Magic in the Saints of Wura
While editing book three in the Saints of Wura series, I’ve felt compelled to write of a central subject in the book: Magic, and arcane lore in general. There are minor spoilers below but nothing too big. Yes, if you haven’t read book one yet, I will reveal that magic does exist and becomes a central component to the plot.
First, magic is in everything that exists. It exists as a unifying force and can be used for either good or evil and is indiscriminate to such. The largest barrier to the use of magic is the channeling device used and the mental capacity of the user.
All users of magic must use a device of some form to channel magic. Be it a wand, amulet, book, or staff, magic cannot be tapped without a device except in the case of the race known as the Rusis. There is a reason, however, they were almost completely destroyed well before other races of magic… more on that later.
At the time of Winemaker of the North, the only newly created channeling devices were staffs, grown from The Grove in the realm of the Sea-god Meredaas. The staffs sprouted from the trees could then be enriched by the power of the sea and were used in the Priory of Kel and Temple of Wura in Elinathrond. But these were particularly limited. The Order of Wura are normal men but ones that swear fealty to the god Wura. Other than producing light and containing the ability to “stun” an opponent, their staffs allow the user to do no more.
The staffs used by the Priors of Kel, however, are much more powerful. Healing, telekinesis, and the destructive blasts of fire seen in the siege of Elinathrond near the end of book one, reveal that the war-god Kel blesses his followers with true power. Limited only by their master in book one (the Priory Master Naskin whose staff is the actual staff of the war-god) the priors are the most powerful wielders of channeling devices at this time in history. The staff of Kel itself is one of the god devices and one of two in Winemaker of the North. (Sviska’s dagger, with the ability to manipulate water, is a device of the sea-god.)
The race known as the Rusis are the masters of elemental magic and at one time were the principle ruler within the lands. They had only one city but many grand masters of their craft. Fire, ice, lightning, earth, the elemental magic useable by this race, are essentially as simple as breathing to them, at least at lower levels. The one Rusis that remains is Garoa, but his abilities are limited in Elinathrond until given his gift by Brethor in preparation to taking the mantle as a Saint. Though the Rusis do not need channeling devices, they are weakened by its use and it would seem that the only internal way to push pass this weakness is channeling inner power of the heart (fear, greed, rage, etc.) That being said, it is obvious in Winemaker of the North, Garoa uses most of his strength to melt the floor of the Estate as the 1st Legion pursues them in the western wing. A contrast to this weakness is in Arcane Awakening at the cliffs of Tuonia where he is able to summon massive whips of fire knocking back rank after rank of legionnaires after the events there…okay, that is enough, no more plot hints here!

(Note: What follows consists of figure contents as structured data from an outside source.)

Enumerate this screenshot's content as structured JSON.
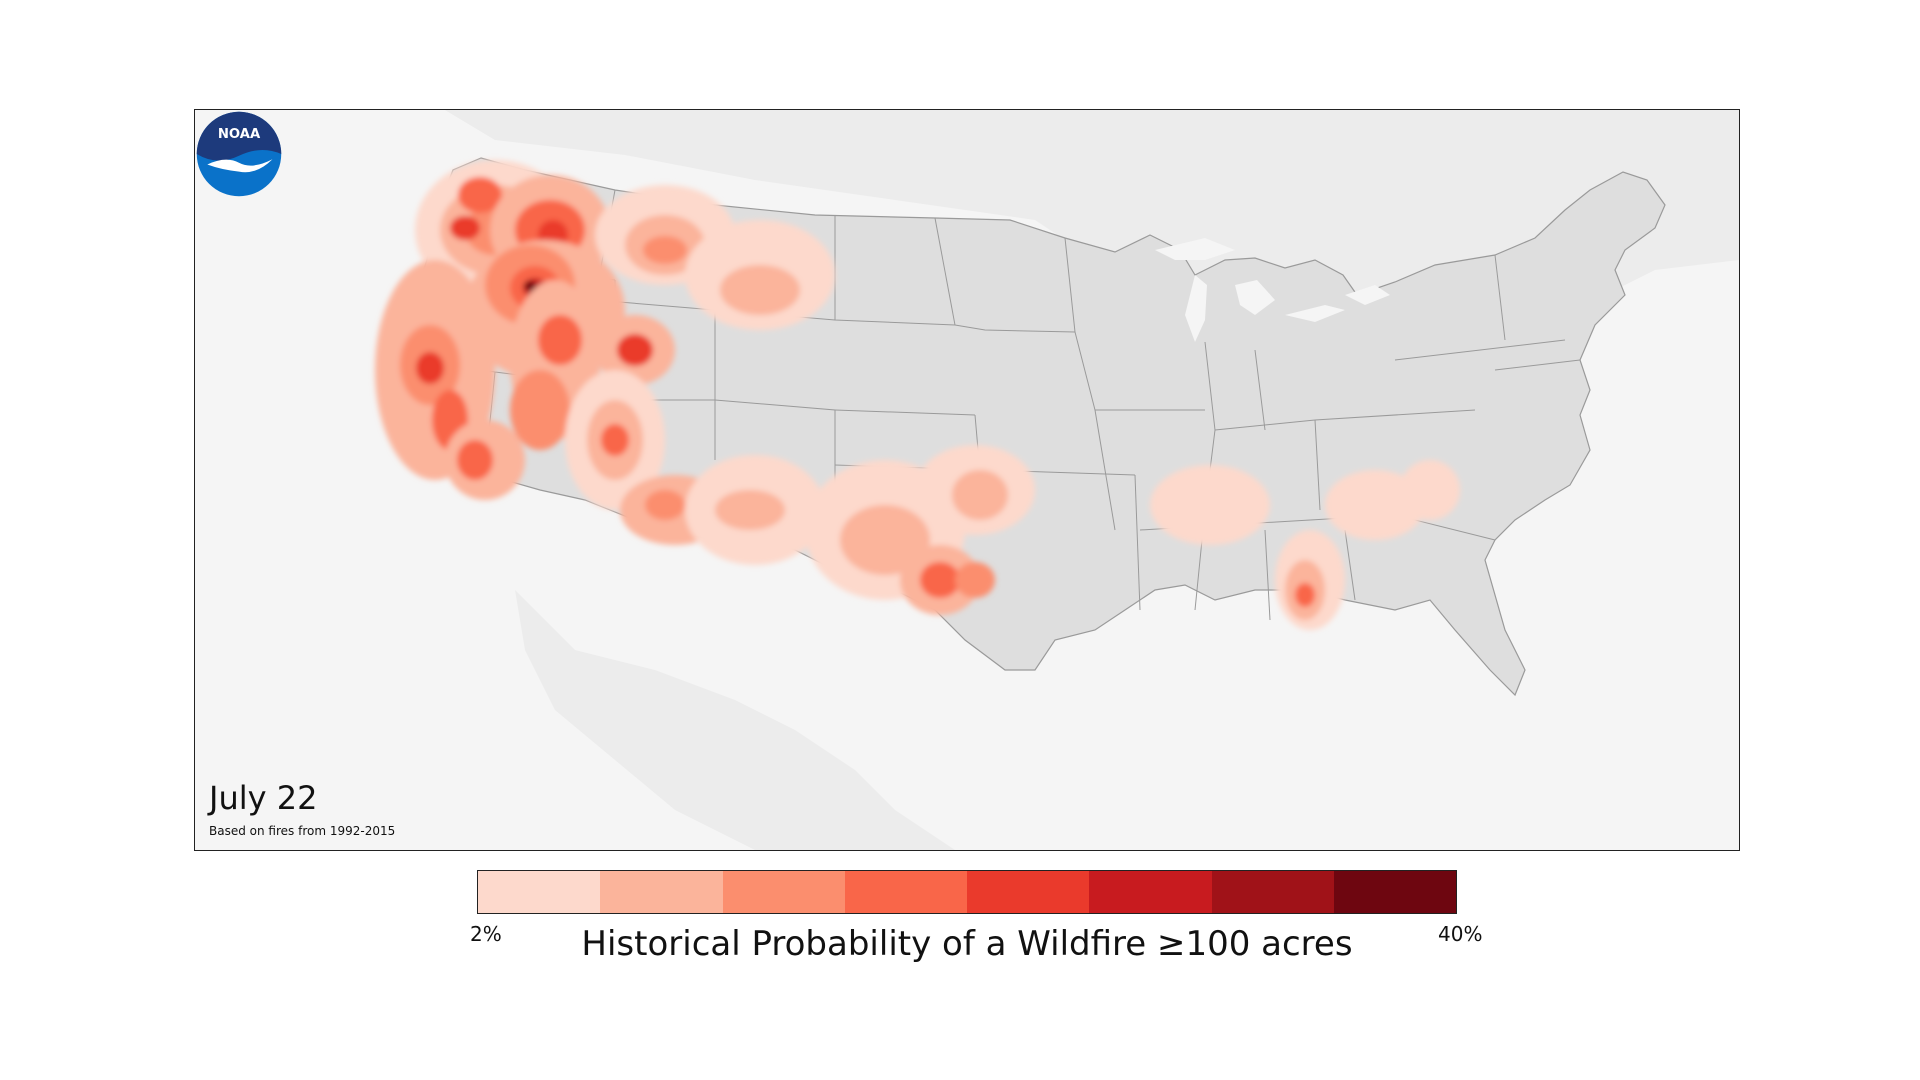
{
  "map": {
    "date": "July 22",
    "basis": "Based on fires from 1992-2015",
    "background_color": "#f5f5f5",
    "land_color": "#dedede",
    "neighbor_land_color": "#ececec",
    "border_color": "#9a9a9a",
    "logo_icon": "noaa-logo-icon",
    "logo_text": "NOAA"
  },
  "legend": {
    "title": "Historical Probability of a Wildfire ≥100 acres",
    "min_label": "2%",
    "max_label": "40%",
    "colors": [
      "#fdd9cc",
      "#fbb49b",
      "#fb8e6e",
      "#f96649",
      "#ea3a2c",
      "#c81b1f",
      "#a01218",
      "#6e0610"
    ]
  }
}
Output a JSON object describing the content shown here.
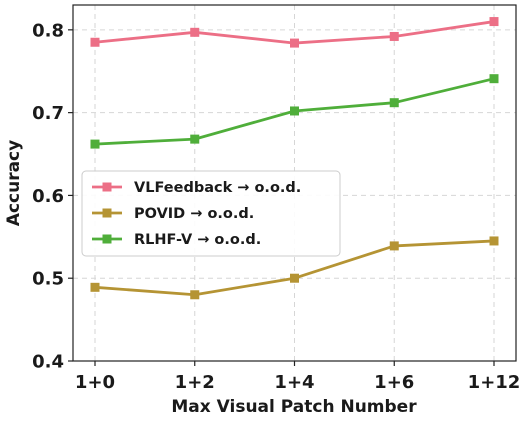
{
  "chart_data": {
    "type": "line",
    "x": [
      "1+0",
      "1+2",
      "1+4",
      "1+6",
      "1+12"
    ],
    "xlabel": "Max Visual Patch Number",
    "ylabel": "Accuracy",
    "ylim": [
      0.4,
      0.83
    ],
    "yticks": [
      0.4,
      0.5,
      0.6,
      0.7,
      0.8
    ],
    "ytick_labels": [
      "0.4",
      "0.5",
      "0.6",
      "0.7",
      "0.8"
    ],
    "grid": true,
    "legend_position": "center-left",
    "series": [
      {
        "name": "VLFeedback → o.o.d.",
        "color": "#ec6f86",
        "marker": "square",
        "values": [
          0.785,
          0.797,
          0.784,
          0.792,
          0.81
        ]
      },
      {
        "name": "POVID → o.o.d.",
        "color": "#b59434",
        "marker": "square",
        "values": [
          0.489,
          0.48,
          0.5,
          0.539,
          0.545
        ]
      },
      {
        "name": "RLHF-V → o.o.d.",
        "color": "#4fae3a",
        "marker": "square",
        "values": [
          0.662,
          0.668,
          0.702,
          0.712,
          0.741
        ]
      }
    ]
  }
}
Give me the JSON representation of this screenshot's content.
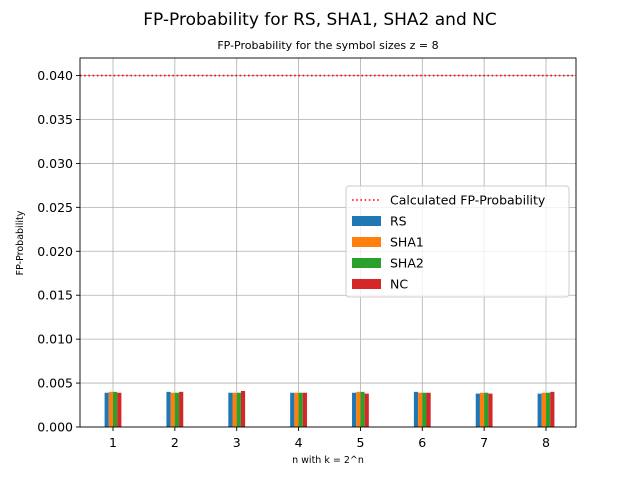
{
  "chart_data": {
    "type": "bar",
    "title": "FP-Probability for RS, SHA1, SHA2 and NC",
    "subtitle": "FP-Probability for the symbol sizes z = 8",
    "xlabel": "n with k = 2^n",
    "ylabel": "FP-Probability",
    "categories": [
      "1",
      "2",
      "3",
      "4",
      "5",
      "6",
      "7",
      "8"
    ],
    "ylim": [
      0,
      0.042
    ],
    "yticks": [
      0.0,
      0.005,
      0.01,
      0.015,
      0.02,
      0.025,
      0.03,
      0.035,
      0.04
    ],
    "ytick_labels": [
      "0.000",
      "0.005",
      "0.010",
      "0.015",
      "0.020",
      "0.025",
      "0.030",
      "0.035",
      "0.040"
    ],
    "grid": true,
    "legend_position": "center-right",
    "reference_line": {
      "name": "Calculated FP-Probability",
      "value": 0.04,
      "color": "#ff0000",
      "style": "dotted"
    },
    "series": [
      {
        "name": "RS",
        "color": "#1f77b4",
        "values": [
          0.0039,
          0.004,
          0.0039,
          0.0039,
          0.0039,
          0.004,
          0.0038,
          0.0038
        ]
      },
      {
        "name": "SHA1",
        "color": "#ff7f0e",
        "values": [
          0.004,
          0.0039,
          0.0039,
          0.0039,
          0.004,
          0.0039,
          0.0039,
          0.0039
        ]
      },
      {
        "name": "SHA2",
        "color": "#2ca02c",
        "values": [
          0.004,
          0.0039,
          0.0039,
          0.0039,
          0.004,
          0.0039,
          0.0039,
          0.0039
        ]
      },
      {
        "name": "NC",
        "color": "#d62728",
        "values": [
          0.0039,
          0.004,
          0.0041,
          0.0039,
          0.0038,
          0.0039,
          0.0038,
          0.004
        ]
      }
    ]
  }
}
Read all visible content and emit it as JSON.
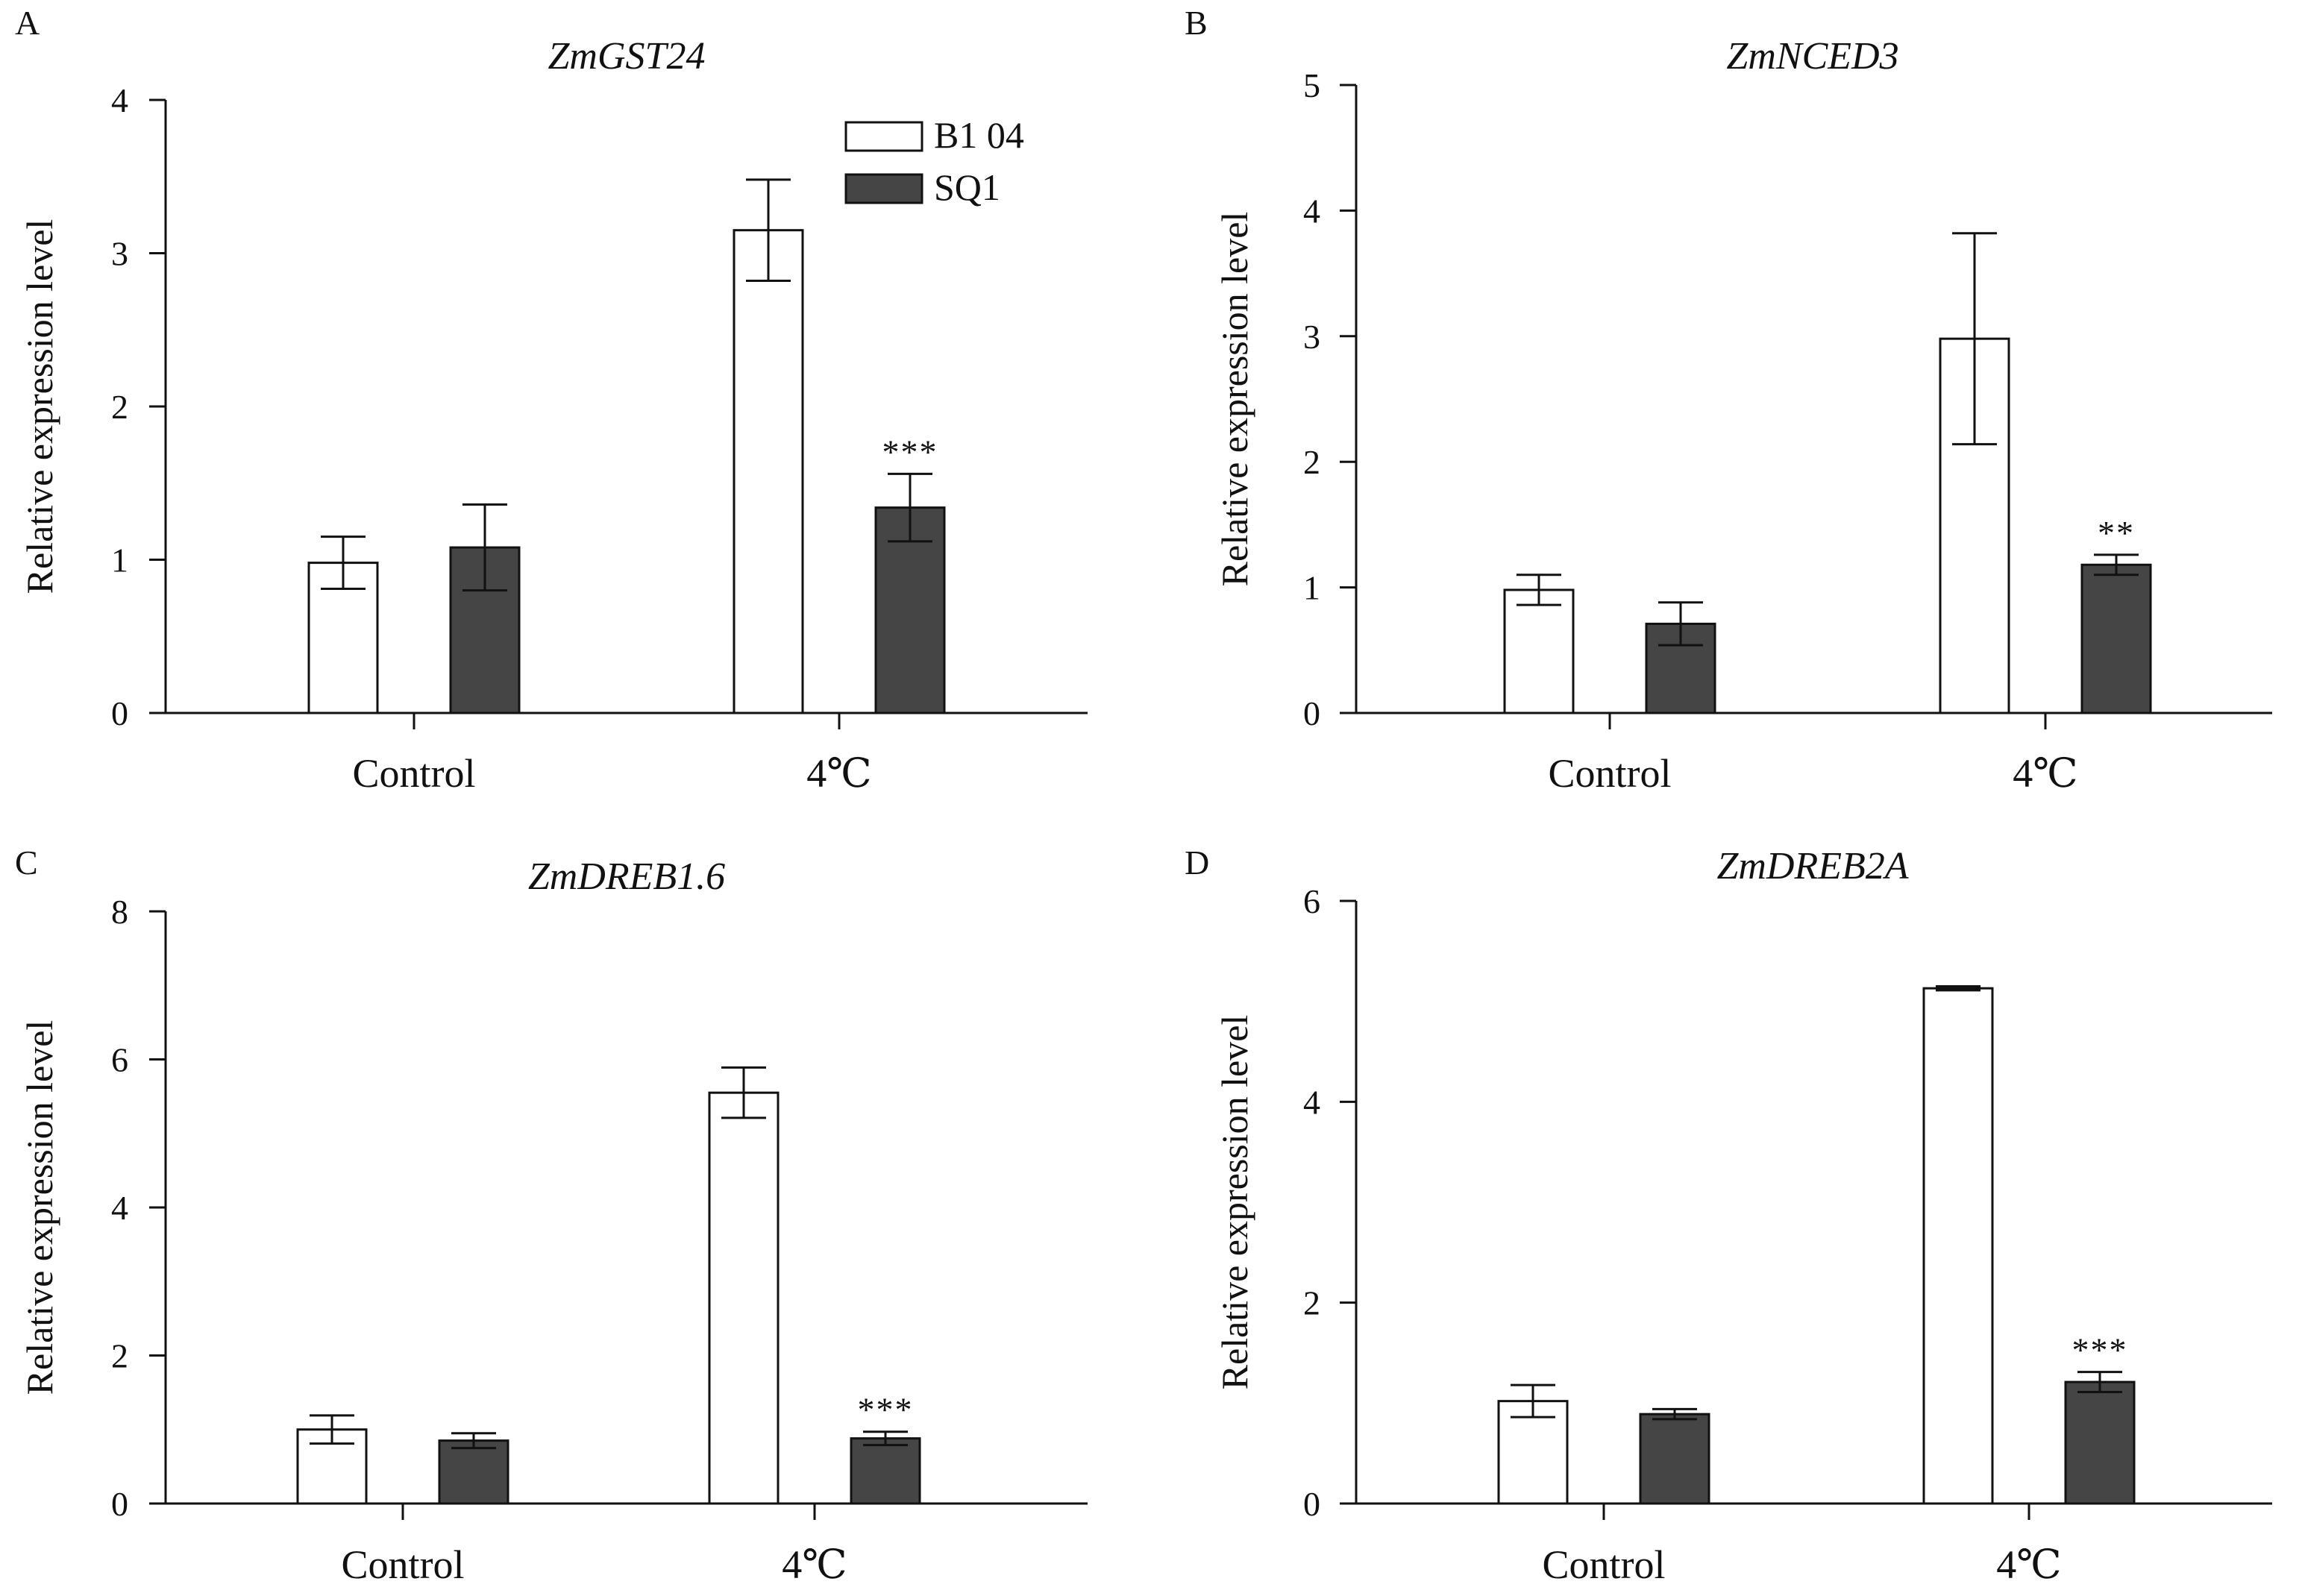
{
  "colors": {
    "B104": "#ffffff",
    "SQ1": "#454545",
    "stroke": "#111111"
  },
  "legend": {
    "entries": [
      {
        "series": "B104",
        "label": "B1 04"
      },
      {
        "series": "SQ1",
        "label": "SQ1"
      }
    ]
  },
  "chart_data": [
    {
      "panel": "A",
      "type": "bar",
      "title": "ZmGST24",
      "ylabel": "Relative expression level",
      "ylim": [
        0,
        4
      ],
      "yticks": [
        0,
        1,
        2,
        3,
        4
      ],
      "categories": [
        "Control",
        "4℃"
      ],
      "series": [
        {
          "name": "B104",
          "values": [
            0.98,
            3.15
          ],
          "errors": [
            0.17,
            0.33
          ]
        },
        {
          "name": "SQ1",
          "values": [
            1.08,
            1.34
          ],
          "errors": [
            0.28,
            0.22
          ]
        }
      ],
      "significance": [
        {
          "category": 1,
          "series": 1,
          "label": "***"
        }
      ]
    },
    {
      "panel": "B",
      "type": "bar",
      "title": "ZmNCED3",
      "ylabel": "Relative expression level",
      "ylim": [
        0,
        5
      ],
      "yticks": [
        0,
        1,
        2,
        3,
        4,
        5
      ],
      "categories": [
        "Control",
        "4℃"
      ],
      "series": [
        {
          "name": "B104",
          "values": [
            0.98,
            2.98
          ],
          "errors": [
            0.12,
            0.84
          ]
        },
        {
          "name": "SQ1",
          "values": [
            0.71,
            1.18
          ],
          "errors": [
            0.17,
            0.08
          ]
        }
      ],
      "significance": [
        {
          "category": 1,
          "series": 1,
          "label": "**"
        }
      ]
    },
    {
      "panel": "C",
      "type": "bar",
      "title": "ZmDREB1.6",
      "ylabel": "Relative expression level",
      "ylim": [
        0,
        8
      ],
      "yticks": [
        0,
        2,
        4,
        6,
        8
      ],
      "categories": [
        "Control",
        "4℃"
      ],
      "series": [
        {
          "name": "B104",
          "values": [
            1.0,
            5.55
          ],
          "errors": [
            0.19,
            0.34
          ]
        },
        {
          "name": "SQ1",
          "values": [
            0.85,
            0.88
          ],
          "errors": [
            0.1,
            0.09
          ]
        }
      ],
      "significance": [
        {
          "category": 1,
          "series": 1,
          "label": "***"
        }
      ]
    },
    {
      "panel": "D",
      "type": "bar",
      "title": "ZmDREB2A",
      "ylabel": "Relative expression level",
      "ylim": [
        0,
        6
      ],
      "yticks": [
        0,
        2,
        4,
        6
      ],
      "categories": [
        "Control",
        "4℃"
      ],
      "series": [
        {
          "name": "B104",
          "values": [
            1.02,
            5.13
          ],
          "errors": [
            0.16,
            0.02
          ]
        },
        {
          "name": "SQ1",
          "values": [
            0.89,
            1.21
          ],
          "errors": [
            0.05,
            0.1
          ]
        }
      ],
      "significance": [
        {
          "category": 1,
          "series": 1,
          "label": "***"
        }
      ]
    }
  ]
}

More on the Rusis people themselves, their abilities made them to me much more feared and their seeking for domination began a war that resulted in the scattering of their peoples…
So far, we have talked of channeling devices and the people that can use elemental magic with ease, but of a more particular interest, especially to book three, is the other type of magic…
The power of the mind and the Dwemhar people
There is little I can say of this. Even within the series, I’ve spoken very little of the Dwemhar. Pure bloods of the Dwemhar, at this time, have not been revealed. But half-bloods do exist. The Dwemhar were a chief race but of a purer form than even the elves. The Dwemhar were above the use of elemental magic and closer to the gods in capacity at full form. Full form Dwemhar, perhaps better termed as reaching the state of Enlightment in our world, would need little to dominate their enemies, that being said, once in full form, they would not have the same desires that became the pitfall to the Rusis race. This is a key and one to pay attention to in the development between book one and book three.
The Dwemhar are something I plan to expand on in future books. Just as I expand on the half-elf Kealin’s story in an upcoming book, my future plans will lead to a few different roads in the world building thus far and I’m excited to share it with you.